Lilly, a mandolin player and singer, and his late brother Bea, a guitarist, first began performing professionally during the late 1930s. They appeared regularly on Beckley, WV radio station WJLS during the 1940s and, subsequently, at an early incarnation of the WWVA Jamboree in Wheeling, WV. After Everett Lilly’s short stint as mandolinist for Lester Flatt and Earl Scruggs during the early 1950s, the pair reunited and performed with banjo player Don Stover and fiddler Tex Logan. The group toured extensively throughout the south and also lived and played as the “Confederate Mountaineers” for nearly two decades in the Boston, Massachusetts area. Commenting on the popularity of the brothers’ rich, mountain-flavored bluegrass music in urban Boston and New England generally, the late Joe Val, one of a number of artists influenced by them, had commented: “These guys hit on like a bombshell. Nobody’d ever heard anything like that before.”

The Lilly Brothers toured Japan in the early 1970s, with three live albums stemming from one of a 1973 tour there. They also played the Newport Folk Festival and at New York’s Carnegie Hall among other notable festivals and venues.
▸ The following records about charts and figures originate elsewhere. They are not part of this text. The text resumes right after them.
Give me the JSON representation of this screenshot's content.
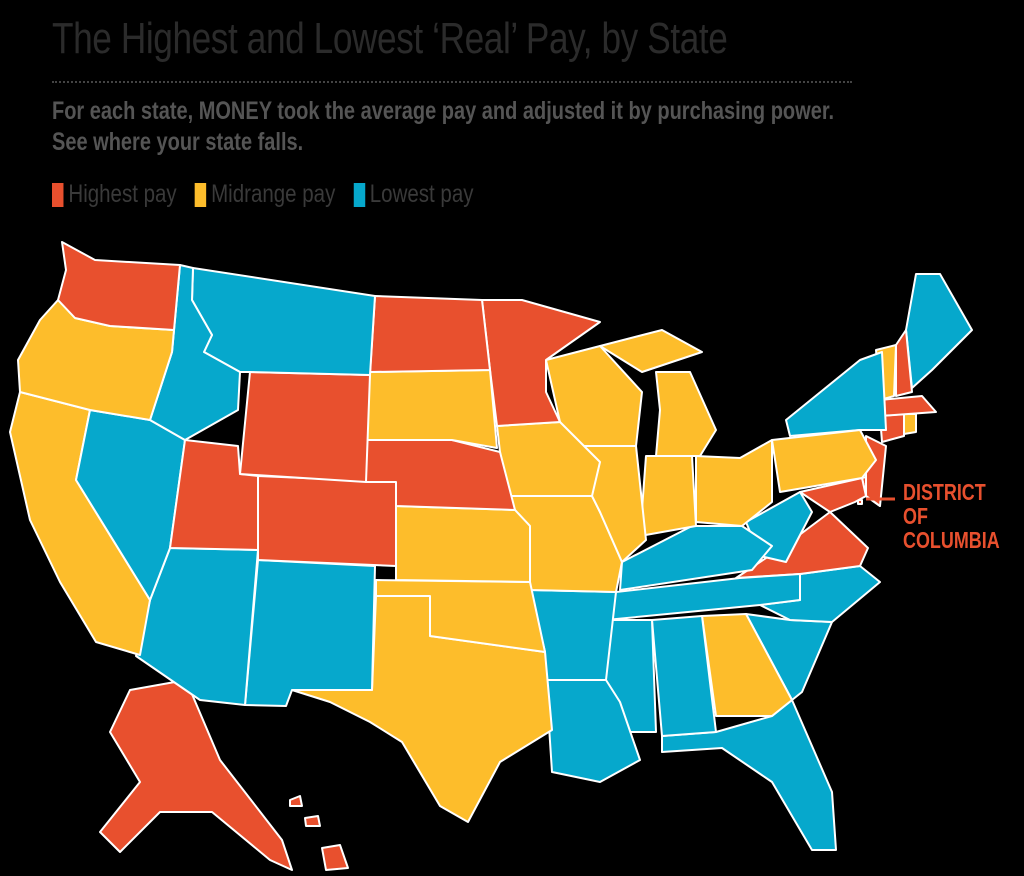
{
  "title": "The Highest and Lowest ‘Real’ Pay, by State",
  "subtitle_line1": "For each state, MONEY took the average pay and adjusted it by purchasing power.",
  "subtitle_line2": "See where your state falls.",
  "legend": [
    {
      "key": "high",
      "label": "Highest pay",
      "color": "#e8502e"
    },
    {
      "key": "mid",
      "label": "Midrange pay",
      "color": "#fdbd2b"
    },
    {
      "key": "low",
      "label": "Lowest pay",
      "color": "#06a8cc"
    }
  ],
  "dc_label": "DISTRICT\nOF\nCOLUMBIA",
  "states": {
    "WA": "high",
    "ND": "high",
    "MN": "high",
    "WY": "high",
    "UT": "high",
    "CO": "high",
    "NE": "high",
    "VA": "high",
    "MD": "high",
    "DE": "high",
    "NJ": "high",
    "CT": "high",
    "MA": "high",
    "NH": "high",
    "AK": "high",
    "HI": "high",
    "DC": "high",
    "OR": "mid",
    "CA": "mid",
    "SD": "mid",
    "IA": "mid",
    "WI": "mid",
    "MI": "mid",
    "IL": "mid",
    "IN": "mid",
    "OH": "mid",
    "PA": "mid",
    "KS": "mid",
    "MO": "mid",
    "OK": "mid",
    "TX": "mid",
    "GA": "mid",
    "VT": "mid",
    "RI": "mid",
    "ID": "low",
    "MT": "low",
    "NV": "low",
    "AZ": "low",
    "NM": "low",
    "AR": "low",
    "LA": "low",
    "MS": "low",
    "AL": "low",
    "TN": "low",
    "KY": "low",
    "WV": "low",
    "NC": "low",
    "SC": "low",
    "FL": "low",
    "ME": "low",
    "NY": "low"
  }
}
The brothers were the subject of a 1979 documentary entitled True Facts in a Country Song.  The group was inducted into the Massachusetts Country Music Hall of Fame in 1986, the International Bluegrass Music Association (IBMA)’s Hall of Honor in 2002, and the West Virginia Music Hall of Fame in 2008.

Along with his sons Mark and Daniel, and several other musicians, Lilly had continued performing as Everett Lilly and The Lilly Mountaineers until his death. The Lilly Mountaineers received IBMA’s award for Recorded Event of the Year in 2008, while Lilly received the Vandalla Award, the highest honor bestowed on a West Virginia folk artist, in 2009.

In an email to friends and fans shortly after his father’s death, Lilly’s son Everett wrote: “May he join his brother, Bea, and Don Stover today and may they once again perform alongside the other great pioneers who made this the wonderful music that it is. He lived to do that.”

In lieu of flowers, the family has requested that donations be made to the Everett Lilly Memorial Fund at City National Bank in Beckley, WV.